Oh, and I realize I should have said something about SFI, didn't read your post properly.

SFI is put on by the kommun (municipality) you are registered in. Go to your kommun's website once you get here and look for information on SFI and then contact whoever is the SFI contact person for more information. It will most likely take a while before you can get started, as they take on new students on a first-come-first-served basis, so depending on how many people register for SFI in your kommun and how often new courses are starting (they're starting all the time, not only at e.g. semester start, but larger kommuns tend to have more immigrants and therefore more courses starting more often than smaller ones), you will have to wait for a longer or shorter time. Just guessing, I would say you'll have to wait at least a few months. My partner had to wait 3-4 months before being offered a spot on a SFI course and by that time she had already started the folkhögskola course.

Also, the SFI courses are for everyone. In some kommuns courses are split along previous education lines, but not in all.
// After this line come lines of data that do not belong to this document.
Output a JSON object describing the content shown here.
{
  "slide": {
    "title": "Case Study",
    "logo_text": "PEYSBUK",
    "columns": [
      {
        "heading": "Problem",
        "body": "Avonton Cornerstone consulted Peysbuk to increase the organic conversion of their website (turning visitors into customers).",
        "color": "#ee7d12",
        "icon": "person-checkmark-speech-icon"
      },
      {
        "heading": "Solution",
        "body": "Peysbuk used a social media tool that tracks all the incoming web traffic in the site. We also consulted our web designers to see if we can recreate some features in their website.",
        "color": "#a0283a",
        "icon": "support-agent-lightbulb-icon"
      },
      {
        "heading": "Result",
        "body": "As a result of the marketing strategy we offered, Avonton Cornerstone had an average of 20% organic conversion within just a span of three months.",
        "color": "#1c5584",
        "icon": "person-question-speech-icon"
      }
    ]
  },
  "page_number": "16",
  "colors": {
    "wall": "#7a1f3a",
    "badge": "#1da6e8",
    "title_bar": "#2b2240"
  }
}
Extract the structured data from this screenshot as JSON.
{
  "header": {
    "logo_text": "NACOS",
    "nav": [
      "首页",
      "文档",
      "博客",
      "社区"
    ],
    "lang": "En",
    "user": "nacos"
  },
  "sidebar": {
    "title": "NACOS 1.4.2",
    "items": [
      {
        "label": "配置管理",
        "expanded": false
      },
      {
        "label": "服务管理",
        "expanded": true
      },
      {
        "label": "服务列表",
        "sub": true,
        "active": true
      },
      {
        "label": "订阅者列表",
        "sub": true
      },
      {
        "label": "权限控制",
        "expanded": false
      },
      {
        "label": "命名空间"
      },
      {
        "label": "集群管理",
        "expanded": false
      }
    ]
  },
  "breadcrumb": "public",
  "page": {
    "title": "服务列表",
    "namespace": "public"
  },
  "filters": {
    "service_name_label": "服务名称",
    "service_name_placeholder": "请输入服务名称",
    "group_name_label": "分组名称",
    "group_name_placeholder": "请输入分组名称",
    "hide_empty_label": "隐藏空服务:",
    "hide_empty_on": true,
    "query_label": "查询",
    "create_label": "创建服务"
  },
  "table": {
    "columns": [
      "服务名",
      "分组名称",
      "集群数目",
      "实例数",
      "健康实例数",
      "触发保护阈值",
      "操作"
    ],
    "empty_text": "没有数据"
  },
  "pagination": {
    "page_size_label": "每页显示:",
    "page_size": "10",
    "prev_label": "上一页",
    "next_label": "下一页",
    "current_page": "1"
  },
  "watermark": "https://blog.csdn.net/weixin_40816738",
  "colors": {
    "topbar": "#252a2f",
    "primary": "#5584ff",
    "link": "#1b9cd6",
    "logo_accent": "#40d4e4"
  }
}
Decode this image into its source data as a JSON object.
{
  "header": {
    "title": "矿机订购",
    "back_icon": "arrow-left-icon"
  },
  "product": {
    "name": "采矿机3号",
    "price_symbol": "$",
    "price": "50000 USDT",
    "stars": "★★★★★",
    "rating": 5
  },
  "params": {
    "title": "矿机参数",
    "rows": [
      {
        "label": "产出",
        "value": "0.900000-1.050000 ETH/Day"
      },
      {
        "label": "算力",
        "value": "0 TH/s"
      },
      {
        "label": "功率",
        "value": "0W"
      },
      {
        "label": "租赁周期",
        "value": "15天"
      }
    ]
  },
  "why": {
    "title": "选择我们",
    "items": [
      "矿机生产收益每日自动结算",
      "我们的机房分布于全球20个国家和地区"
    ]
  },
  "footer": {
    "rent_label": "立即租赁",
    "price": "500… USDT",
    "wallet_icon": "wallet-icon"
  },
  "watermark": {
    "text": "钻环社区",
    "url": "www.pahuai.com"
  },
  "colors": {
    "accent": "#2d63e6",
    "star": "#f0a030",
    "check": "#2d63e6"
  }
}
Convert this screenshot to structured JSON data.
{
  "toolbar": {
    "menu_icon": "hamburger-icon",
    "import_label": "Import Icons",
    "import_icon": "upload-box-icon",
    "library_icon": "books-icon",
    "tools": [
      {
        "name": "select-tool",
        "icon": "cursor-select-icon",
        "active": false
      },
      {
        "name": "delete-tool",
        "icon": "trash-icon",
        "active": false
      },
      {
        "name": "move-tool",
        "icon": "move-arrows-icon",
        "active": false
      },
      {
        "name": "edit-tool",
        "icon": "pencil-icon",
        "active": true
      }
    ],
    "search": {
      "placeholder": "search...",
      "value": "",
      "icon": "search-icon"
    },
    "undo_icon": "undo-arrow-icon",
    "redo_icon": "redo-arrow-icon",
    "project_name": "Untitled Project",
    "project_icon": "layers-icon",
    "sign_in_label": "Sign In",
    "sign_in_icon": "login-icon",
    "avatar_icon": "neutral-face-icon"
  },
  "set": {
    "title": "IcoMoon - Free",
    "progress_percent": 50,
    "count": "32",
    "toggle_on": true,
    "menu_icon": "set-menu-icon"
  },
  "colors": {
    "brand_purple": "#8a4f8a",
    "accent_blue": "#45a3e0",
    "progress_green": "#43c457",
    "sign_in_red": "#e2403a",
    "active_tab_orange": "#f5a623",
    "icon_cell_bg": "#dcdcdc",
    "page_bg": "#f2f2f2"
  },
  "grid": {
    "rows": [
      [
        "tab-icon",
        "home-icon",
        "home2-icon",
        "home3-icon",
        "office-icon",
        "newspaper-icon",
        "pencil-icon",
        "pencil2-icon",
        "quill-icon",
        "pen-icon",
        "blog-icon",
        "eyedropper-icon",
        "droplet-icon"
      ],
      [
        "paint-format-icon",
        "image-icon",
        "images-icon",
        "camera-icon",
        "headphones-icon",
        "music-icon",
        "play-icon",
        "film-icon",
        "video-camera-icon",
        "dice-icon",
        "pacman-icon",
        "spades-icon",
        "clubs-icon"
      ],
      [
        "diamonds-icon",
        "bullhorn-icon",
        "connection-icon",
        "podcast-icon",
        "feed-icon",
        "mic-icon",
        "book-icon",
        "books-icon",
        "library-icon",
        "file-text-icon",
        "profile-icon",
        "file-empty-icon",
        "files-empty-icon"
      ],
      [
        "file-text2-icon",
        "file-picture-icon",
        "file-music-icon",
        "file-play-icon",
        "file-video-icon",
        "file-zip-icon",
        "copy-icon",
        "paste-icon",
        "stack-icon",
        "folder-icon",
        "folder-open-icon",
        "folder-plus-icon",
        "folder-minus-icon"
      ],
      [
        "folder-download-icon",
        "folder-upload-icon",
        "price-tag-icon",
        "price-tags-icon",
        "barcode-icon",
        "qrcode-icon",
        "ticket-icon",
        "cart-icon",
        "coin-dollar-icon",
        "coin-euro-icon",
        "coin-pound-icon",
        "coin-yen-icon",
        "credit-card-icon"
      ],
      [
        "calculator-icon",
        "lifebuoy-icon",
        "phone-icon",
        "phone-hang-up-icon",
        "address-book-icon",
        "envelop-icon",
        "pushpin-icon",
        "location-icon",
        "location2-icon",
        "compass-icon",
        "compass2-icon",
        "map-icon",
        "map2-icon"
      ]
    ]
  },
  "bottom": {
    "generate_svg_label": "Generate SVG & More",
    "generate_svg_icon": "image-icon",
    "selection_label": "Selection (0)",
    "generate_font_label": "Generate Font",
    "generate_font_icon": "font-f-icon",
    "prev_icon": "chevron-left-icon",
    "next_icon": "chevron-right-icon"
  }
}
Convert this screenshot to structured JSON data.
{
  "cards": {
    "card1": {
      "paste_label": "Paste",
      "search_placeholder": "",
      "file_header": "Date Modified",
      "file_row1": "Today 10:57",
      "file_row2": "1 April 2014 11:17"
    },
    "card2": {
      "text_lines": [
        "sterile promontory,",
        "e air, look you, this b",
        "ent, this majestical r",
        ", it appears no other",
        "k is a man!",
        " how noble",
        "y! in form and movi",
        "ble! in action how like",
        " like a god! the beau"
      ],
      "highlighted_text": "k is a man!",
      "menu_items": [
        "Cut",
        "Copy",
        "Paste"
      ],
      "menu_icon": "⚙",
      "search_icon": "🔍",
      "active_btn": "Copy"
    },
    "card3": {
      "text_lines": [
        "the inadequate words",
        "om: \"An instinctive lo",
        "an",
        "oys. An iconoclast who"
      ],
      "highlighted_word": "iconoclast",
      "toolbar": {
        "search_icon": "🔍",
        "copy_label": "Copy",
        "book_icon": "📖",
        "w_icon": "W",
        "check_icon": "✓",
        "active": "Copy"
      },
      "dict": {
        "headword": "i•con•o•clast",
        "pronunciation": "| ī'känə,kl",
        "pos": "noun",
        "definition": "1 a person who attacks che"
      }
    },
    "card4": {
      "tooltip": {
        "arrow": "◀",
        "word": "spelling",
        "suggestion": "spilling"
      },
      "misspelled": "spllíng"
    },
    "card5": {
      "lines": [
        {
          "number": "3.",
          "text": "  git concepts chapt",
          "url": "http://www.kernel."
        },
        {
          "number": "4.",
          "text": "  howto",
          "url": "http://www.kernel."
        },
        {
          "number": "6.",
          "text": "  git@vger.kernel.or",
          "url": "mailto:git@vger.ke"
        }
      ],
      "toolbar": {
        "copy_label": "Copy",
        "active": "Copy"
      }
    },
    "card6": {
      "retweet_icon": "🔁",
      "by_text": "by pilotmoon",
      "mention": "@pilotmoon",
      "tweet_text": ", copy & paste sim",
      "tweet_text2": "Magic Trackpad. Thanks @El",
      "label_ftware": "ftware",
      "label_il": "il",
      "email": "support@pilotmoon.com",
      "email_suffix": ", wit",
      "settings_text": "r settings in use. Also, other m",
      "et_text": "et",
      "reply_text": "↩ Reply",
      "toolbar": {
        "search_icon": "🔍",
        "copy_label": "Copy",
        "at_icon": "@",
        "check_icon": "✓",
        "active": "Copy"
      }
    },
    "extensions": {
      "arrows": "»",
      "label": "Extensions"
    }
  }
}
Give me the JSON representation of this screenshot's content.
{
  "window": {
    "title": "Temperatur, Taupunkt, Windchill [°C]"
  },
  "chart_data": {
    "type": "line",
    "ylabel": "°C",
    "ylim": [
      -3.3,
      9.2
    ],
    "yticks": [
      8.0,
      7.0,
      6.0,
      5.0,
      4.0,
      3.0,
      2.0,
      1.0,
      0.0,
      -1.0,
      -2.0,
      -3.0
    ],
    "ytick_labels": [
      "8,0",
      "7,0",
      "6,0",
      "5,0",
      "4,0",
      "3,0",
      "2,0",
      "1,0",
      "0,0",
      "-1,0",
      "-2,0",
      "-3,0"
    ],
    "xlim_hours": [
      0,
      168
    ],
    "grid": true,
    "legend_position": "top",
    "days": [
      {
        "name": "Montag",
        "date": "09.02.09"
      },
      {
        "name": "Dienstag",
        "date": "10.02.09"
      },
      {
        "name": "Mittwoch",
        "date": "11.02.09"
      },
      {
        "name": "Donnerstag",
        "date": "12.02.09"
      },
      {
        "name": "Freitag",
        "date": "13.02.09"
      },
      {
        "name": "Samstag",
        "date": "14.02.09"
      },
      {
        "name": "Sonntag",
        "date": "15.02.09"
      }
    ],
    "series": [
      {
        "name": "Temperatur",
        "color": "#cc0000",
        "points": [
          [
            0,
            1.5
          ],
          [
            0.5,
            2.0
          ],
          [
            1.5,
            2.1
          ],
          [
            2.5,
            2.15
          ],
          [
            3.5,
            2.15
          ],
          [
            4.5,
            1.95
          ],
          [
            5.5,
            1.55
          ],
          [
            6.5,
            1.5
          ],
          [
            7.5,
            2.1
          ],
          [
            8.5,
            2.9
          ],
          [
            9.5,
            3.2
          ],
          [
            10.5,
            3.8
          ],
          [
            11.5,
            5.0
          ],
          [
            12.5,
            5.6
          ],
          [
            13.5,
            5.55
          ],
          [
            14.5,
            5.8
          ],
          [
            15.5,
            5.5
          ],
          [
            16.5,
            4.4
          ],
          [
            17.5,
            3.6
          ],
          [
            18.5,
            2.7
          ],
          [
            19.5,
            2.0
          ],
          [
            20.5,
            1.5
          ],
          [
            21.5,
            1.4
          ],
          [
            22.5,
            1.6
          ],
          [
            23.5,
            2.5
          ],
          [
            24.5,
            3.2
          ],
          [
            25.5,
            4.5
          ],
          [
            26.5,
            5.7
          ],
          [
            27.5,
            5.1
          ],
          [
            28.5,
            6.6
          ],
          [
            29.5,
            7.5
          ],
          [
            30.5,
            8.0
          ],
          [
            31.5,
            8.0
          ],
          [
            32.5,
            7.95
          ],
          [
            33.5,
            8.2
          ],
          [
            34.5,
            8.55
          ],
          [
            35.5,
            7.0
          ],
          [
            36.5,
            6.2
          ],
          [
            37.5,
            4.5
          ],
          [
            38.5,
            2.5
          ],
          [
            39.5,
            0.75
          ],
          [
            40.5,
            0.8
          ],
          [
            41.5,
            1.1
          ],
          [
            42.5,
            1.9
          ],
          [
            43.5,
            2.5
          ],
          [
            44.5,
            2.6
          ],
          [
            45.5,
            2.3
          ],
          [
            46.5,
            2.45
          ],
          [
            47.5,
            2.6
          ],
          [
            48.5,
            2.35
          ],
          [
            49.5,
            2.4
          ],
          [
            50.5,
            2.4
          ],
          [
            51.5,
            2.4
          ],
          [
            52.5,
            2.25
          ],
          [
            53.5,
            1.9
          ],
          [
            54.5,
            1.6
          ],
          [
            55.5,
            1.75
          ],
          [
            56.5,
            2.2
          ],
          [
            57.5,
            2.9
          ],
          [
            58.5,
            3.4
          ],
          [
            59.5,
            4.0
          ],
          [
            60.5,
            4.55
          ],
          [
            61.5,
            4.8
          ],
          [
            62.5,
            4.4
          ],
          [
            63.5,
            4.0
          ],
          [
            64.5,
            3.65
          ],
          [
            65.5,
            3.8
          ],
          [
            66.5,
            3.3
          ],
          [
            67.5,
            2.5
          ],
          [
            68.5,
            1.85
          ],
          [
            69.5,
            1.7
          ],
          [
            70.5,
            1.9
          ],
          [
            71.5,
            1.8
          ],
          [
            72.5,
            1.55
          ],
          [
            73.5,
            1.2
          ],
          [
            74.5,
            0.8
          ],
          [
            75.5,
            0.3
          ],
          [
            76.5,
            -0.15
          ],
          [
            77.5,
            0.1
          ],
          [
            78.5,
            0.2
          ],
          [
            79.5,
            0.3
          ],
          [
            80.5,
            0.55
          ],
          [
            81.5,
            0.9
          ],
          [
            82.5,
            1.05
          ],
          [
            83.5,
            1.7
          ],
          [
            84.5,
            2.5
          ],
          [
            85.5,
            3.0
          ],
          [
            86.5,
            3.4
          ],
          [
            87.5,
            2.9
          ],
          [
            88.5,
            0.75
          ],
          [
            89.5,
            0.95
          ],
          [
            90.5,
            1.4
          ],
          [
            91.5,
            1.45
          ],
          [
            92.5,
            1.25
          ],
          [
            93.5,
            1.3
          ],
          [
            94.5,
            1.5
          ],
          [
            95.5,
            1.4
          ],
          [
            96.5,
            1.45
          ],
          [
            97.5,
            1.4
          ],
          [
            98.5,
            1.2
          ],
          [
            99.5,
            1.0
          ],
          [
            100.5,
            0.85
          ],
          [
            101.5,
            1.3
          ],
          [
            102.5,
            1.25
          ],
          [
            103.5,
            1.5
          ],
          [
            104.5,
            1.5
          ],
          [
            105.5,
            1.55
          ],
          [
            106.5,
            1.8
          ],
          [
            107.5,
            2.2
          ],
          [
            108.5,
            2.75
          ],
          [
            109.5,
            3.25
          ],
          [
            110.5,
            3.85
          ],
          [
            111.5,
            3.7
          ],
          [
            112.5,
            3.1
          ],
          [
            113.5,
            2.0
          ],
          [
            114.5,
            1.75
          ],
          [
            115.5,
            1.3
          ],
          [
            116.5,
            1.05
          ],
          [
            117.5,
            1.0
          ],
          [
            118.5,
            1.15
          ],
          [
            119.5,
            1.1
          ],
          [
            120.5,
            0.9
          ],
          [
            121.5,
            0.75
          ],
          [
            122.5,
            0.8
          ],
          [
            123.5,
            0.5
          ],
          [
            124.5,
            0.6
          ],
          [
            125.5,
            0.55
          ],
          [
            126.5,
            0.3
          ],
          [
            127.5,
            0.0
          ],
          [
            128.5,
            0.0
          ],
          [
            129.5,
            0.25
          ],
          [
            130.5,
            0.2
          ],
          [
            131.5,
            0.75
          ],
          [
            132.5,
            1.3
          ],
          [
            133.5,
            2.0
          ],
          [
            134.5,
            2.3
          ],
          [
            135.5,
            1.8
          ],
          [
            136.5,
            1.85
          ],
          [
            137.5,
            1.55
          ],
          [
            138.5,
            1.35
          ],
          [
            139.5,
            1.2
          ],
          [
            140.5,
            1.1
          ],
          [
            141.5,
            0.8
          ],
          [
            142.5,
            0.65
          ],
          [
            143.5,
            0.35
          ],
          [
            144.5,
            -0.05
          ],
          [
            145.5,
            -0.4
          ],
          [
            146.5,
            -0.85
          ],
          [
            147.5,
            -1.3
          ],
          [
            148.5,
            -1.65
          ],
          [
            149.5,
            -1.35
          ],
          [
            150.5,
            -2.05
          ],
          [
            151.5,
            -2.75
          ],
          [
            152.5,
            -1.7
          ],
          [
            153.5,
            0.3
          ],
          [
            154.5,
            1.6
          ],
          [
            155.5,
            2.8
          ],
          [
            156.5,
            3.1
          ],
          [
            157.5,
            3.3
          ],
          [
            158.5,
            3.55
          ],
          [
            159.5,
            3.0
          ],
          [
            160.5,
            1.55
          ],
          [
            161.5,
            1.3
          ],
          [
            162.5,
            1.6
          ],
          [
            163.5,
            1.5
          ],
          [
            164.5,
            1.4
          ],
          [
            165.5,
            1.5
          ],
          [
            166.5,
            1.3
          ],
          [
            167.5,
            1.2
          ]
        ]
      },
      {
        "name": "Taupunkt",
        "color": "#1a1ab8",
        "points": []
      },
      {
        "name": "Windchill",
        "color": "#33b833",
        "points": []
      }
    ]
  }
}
That means you might end up on a course with people who are hardly literate as well as people with PhDs. I have an Australian friend who did a great SFI course in Uppsala for people with tertiary degrees - he was fluent in six months and the SFI group consisted of people from all over. The SFI course my partner was to partake in didn't divide people according to education and apart from a French woman and my partner, all other students were Iraqi, Afghani and Somali.

My advice is to check out folkhögskolor and KomVux (adult education, run by the kommun) for Swedish courses, they will be free of charge. You'll also be able to do a university course free of charge, if you're here next semester (spring 2011). Starting fall 2011, Sweden will start charging tuition fees from non-EU citizens, but right now all university education is free for everyone, including international students.

That said, SFI in the city you'll be staying in might be great, who knows. But you might have to wait, and if you only have a year (to start with, anyway), you might want to look around elsewhere to get started as quickly as possible.
kfreadyNew Member
Posts: 1
Joined: Mon Nov 14, 2011 12:02 am

Re: CAN-SWE Youth Exchange Program

Post Mon Nov 14, 2011 12:53 am

Hello,

Thanks for the great information, Bonde! And yes, you were right about the SFI program, it was terrible!!!

I had some questions about applying for a new visa, without having to return to Canada to do so and I thought you, or you or someone else might know something about this. I have meeting with the migration people at the end of the month, but the process has not been without its frustrations. So if you know anything about this kind of situation that would be awesome. I actually tired sending a PM, but it said my message looked too spamy, so I couldnt send any details exactly. But if you get this please send a pm or something!!!